Sunday, November 16, 2008

A strange little story... God know what I was thinking...

I am only a storyteller and these are my stories.

Peter Pan taught us that when we say we don’t believe in fairies one dies. Name her as an untruth and she wilts away, like a hothouse flower left out in the rain. So it is with us. When nobody believes in us we shrivel away, we start to doubt the truth of our own experience and no amount of clapping can bring us back to what we once were.

I am only the storyteller and these are only my stories.

Once upon a time there was a little mermaid. She lived at the bottom of the ocean, safe, but she longed for something else from her life, she wanted to stand in the sunshine. She went to the sea witch and pleaded for her legs but the witch kept her prisoner and hurt her and broke her spirit. Eventually, when the witch knew that all traces of the mermaid child had been erased, she gave the girl her legs and sent her to the land. The mermaid saw a prince and thought that she could love him, thought that she could marry him and have his family and start a new life away from what the sea witch had done to her, but when she tried to speak to him she realised that her voice had disappeared. She was trapped inside herself forever.

I am only the storyteller and these are only my stories.

Snow White runs away from her crazy mother, her uninterested father. She runs to the forest where she believes that she might be safe but she does not realise a hunter is following her, she cannot hide because he can smell her fear on the wind. She tries to escape him but he is staggering behind her, she hides but he can always find her because he can hear her crying, he knows all her hiding places. Then he is beside her, on top of her, puffing whiskey breath onto her cheek and into her ear. He leaves her heart, not cutting it out like the evil queen said, but he takes everything else. When he finally leaves her she crawls on, bloody and bruised and broken, to the safety of a fantasy. Seven tiny men who never touch her. She stays with them, heals her bruises and hides her scars and convinces herself she is happy until her crazy mother finds her and marries her off to a prince in a golden mask. On their wedding night she takes off her dress and he takes off his mask, (he leaves his boots on). He is the hunter and she is trapped beneath him forever.

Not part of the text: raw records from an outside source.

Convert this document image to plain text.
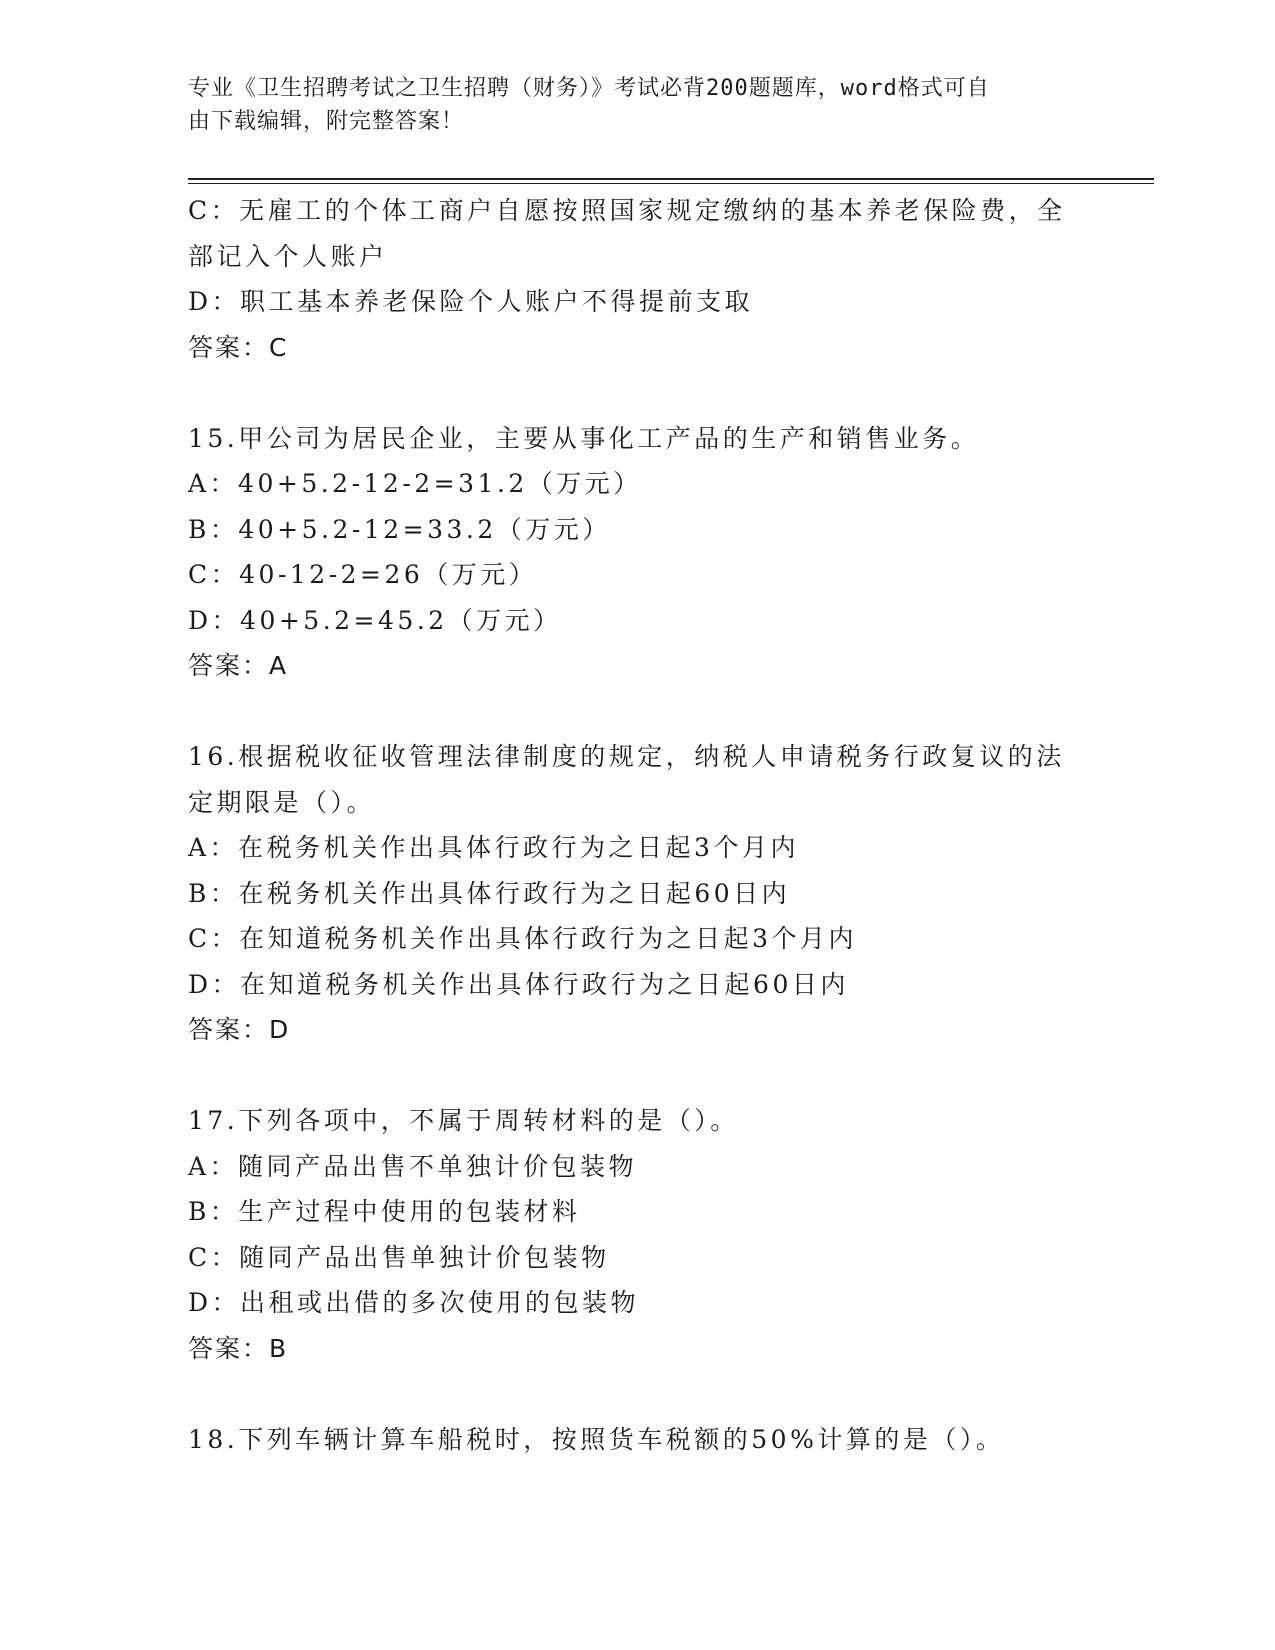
专业《卫生招聘考试之卫生招聘（财务）》考试必背200题题库，word格式可自
由下载编辑，附完整答案！
C：无雇工的个体工商户自愿按照国家规定缴纳的基本养老保险费，全
部记入个人账户
D：职工基本养老保险个人账户不得提前支取
答案：C
15.甲公司为居民企业，主要从事化工产品的生产和销售业务。
A：40+5.2-12-2=31.2（万元）
B：40+5.2-12=33.2（万元）
C：40-12-2=26（万元）
D：40+5.2=45.2（万元）
答案：A
16.根据税收征收管理法律制度的规定，纳税人申请税务行政复议的法
定期限是（）。
A：在税务机关作出具体行政行为之日起3个月内
B：在税务机关作出具体行政行为之日起60日内
C：在知道税务机关作出具体行政行为之日起3个月内
D：在知道税务机关作出具体行政行为之日起60日内
答案：D
17.下列各项中，不属于周转材料的是（）。
A：随同产品出售不单独计价包装物
B：生产过程中使用的包装材料
C：随同产品出售单独计价包装物
D：出租或出借的多次使用的包装物
答案：B
18.下列车辆计算车船税时，按照货车税额的50%计算的是（）。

I am only the storyteller and these are only my stories.

Beauty has been living with her prince for so long that she has forgotten that he is really a beast. She has created a fantasy where he is kind and gentle and will always take care of her. A fantasy where her kisses have saved him. She will never escape him, he has her too closely guarded and so she teaches herself to love him because that is the only way that she can keep any of herself, but he is still a beast and sometimes, when she looks at him she cannot see anything else and she is afraid and she wishes that he would allow her to die. She is a prisoner and so she smiles and kisses and pretends he is a prince and allows herself to waste away into nothing.

I am only a storyteller and these are only my stories.

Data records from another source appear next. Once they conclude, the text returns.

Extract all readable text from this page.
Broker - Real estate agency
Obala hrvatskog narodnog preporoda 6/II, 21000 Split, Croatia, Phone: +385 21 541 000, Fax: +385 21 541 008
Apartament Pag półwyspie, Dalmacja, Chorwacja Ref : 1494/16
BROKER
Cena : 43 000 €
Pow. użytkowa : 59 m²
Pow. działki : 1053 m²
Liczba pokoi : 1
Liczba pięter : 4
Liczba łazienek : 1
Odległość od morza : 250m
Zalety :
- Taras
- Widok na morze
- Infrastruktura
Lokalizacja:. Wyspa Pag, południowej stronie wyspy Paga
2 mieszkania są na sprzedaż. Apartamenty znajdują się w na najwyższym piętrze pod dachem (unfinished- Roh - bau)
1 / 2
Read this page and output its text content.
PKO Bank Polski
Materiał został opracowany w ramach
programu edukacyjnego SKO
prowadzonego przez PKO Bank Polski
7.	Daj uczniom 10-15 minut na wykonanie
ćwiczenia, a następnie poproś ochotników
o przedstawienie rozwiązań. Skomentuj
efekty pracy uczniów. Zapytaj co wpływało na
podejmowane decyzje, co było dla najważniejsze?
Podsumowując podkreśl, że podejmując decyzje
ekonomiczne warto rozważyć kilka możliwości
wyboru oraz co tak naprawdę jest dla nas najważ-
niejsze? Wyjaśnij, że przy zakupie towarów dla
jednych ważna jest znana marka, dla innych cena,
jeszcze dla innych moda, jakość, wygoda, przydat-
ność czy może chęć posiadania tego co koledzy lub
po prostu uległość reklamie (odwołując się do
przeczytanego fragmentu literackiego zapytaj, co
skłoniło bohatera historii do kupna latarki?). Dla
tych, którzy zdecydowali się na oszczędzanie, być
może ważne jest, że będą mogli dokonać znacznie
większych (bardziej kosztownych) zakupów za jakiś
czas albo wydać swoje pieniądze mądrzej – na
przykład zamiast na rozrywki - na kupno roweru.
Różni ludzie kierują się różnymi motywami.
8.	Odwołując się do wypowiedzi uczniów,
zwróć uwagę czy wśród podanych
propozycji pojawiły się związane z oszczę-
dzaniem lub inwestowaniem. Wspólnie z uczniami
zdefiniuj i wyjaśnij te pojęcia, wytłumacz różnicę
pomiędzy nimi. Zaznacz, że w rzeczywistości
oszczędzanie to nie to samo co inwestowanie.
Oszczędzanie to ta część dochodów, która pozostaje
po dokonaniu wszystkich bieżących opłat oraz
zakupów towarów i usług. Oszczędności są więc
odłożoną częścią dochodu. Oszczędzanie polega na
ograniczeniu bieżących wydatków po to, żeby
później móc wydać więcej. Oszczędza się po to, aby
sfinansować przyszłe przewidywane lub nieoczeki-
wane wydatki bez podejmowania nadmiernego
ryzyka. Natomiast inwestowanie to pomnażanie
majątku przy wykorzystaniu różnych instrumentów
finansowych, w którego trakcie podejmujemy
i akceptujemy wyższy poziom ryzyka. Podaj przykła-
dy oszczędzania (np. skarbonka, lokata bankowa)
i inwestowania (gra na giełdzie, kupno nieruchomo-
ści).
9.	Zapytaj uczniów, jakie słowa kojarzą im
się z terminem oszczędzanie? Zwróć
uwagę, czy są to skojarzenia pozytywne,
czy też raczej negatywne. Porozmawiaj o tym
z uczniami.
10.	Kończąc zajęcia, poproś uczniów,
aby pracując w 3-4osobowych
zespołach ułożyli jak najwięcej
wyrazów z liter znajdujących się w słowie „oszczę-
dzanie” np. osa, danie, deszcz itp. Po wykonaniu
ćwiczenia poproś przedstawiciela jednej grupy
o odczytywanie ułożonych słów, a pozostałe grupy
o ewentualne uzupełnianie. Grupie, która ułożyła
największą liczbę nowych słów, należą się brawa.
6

Once upon a time there was a little girl whose grandma had been sent to live in the woods. Nobody wanted the tired old woman and so they left her to rot away lying in her bed. The little girl was the only one who would go to visit her but one day she was stopped on her way by a wolf. He warned her that that there was danger awaiting her in the woods. The wolf was afraid of the hunter. The little girl was not afraid.
He crept up behind her, ripping off her red riding cloak. His hands were everywhere. When she reached the grandmothers house she was crying. Grandmas big nose smelled him on her and her weak old eyes were all the better to see the damage. She cleaned the little girl’s cuts, with a stinking ointment that stung and burnt, and wiped away her tears, all the time scolding her for being so bad. Then she stitched her red riding cloak together skilfully so that the tares were well hidden, dressed her and sent her home. She warned her that nobody would ever believe her. The hunter captured the wolf and mounted his head on Grandmas wall, she gave him a basket of fruit.

I am only the storyteller and these are only my stories.

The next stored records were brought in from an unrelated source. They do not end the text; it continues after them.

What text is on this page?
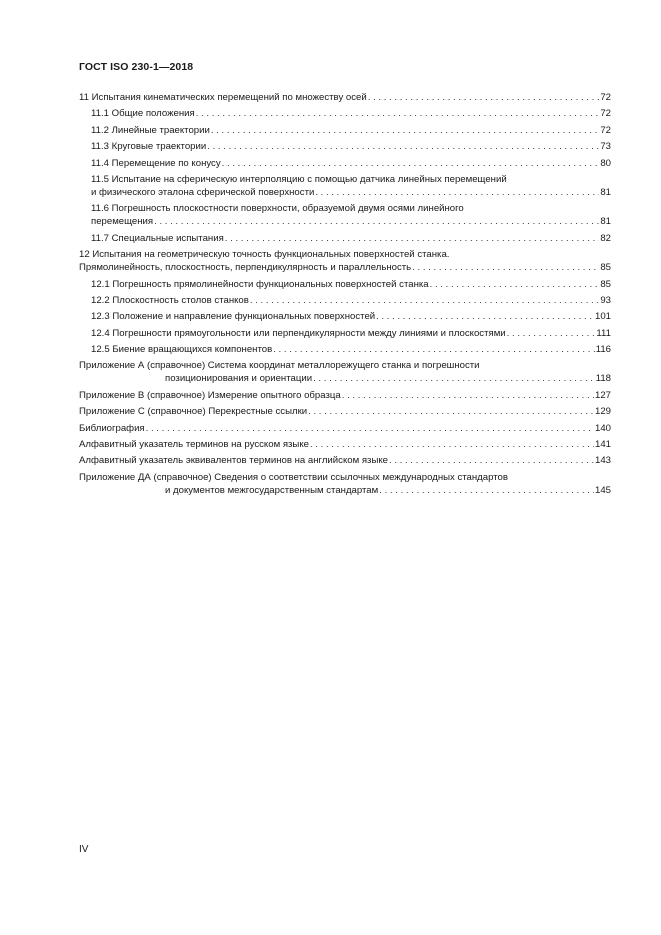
ГОСТ ISO 230-1—2018
11 Испытания кинематических перемещений по множеству осей . . .	72
11.1 Общие положения . . .	72
11.2 Линейные траектории . . .	72
11.3 Круговые траектории . . .	73
11.4 Перемещение по конусу . . .	80
11.5 Испытание на сферическую интерполяцию с помощью датчика линейных перемещений
и физического эталона сферической поверхности . . .	81
11.6 Погрешность плоскостности поверхности, образуемой двумя осями линейного
перемещения . . .	81
11.7 Специальные испытания . . .	82
12 Испытания на геометрическую точность функциональных поверхностей станка.
Прямолинейность, плоскостность, перпендикулярность и параллельность . . .	85
12.1 Погрешность прямолинейности функциональных поверхностей станка . . .	85
12.2 Плоскостность столов станков . . .	93
12.3 Положение и направление функциональных поверхностей . . .	101
12.4 Погрешности прямоугольности или перпендикулярности между линиями и плоскостями . . .	111
12.5 Биение вращающихся компонентов . . .	116
Приложение А (справочное) Система координат металлорежущего станка и погрешности
позиционирования и ориентации . . .	118
Приложение В (справочное) Измерение опытного образца . . .	127
Приложение С (справочное) Перекрестные ссылки . . .	129
Библиография . . .	140
Алфавитный указатель терминов на русском языке . . .	141
Алфавитный указатель эквивалентов терминов на английском языке . . .	143
Приложение ДА (справочное) Сведения о соответствии ссылочных международных стандартов
и документов межгосударственным стандартам . . .	145
IV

Peter Pan taught us that when we say we don’t believe in fairies one dies. Name her as an untruth and she wilts away, like a hothouse flower left out in the rain. So it is with us. When nobody believes in us we shrivel away, we start to doubt the truth of our own experience and no amount of clapping can bring us back to what we once were.

I am only a storyteller. I am only one voice that is trying to pull many voices together. My stories are truths and untruths bred from the fictions we build for ourselves. My stories are horror stories of the big bad wolf and fairy stories with happy endings and they are only stories. These are the clumsy collection of fairytales fed to us when we were children as a criptic message of where the dangers might be, but they are only stories. They are words on a page and can be easily ignored or forgotten and we can go back to being queens and princesses, if we still want to.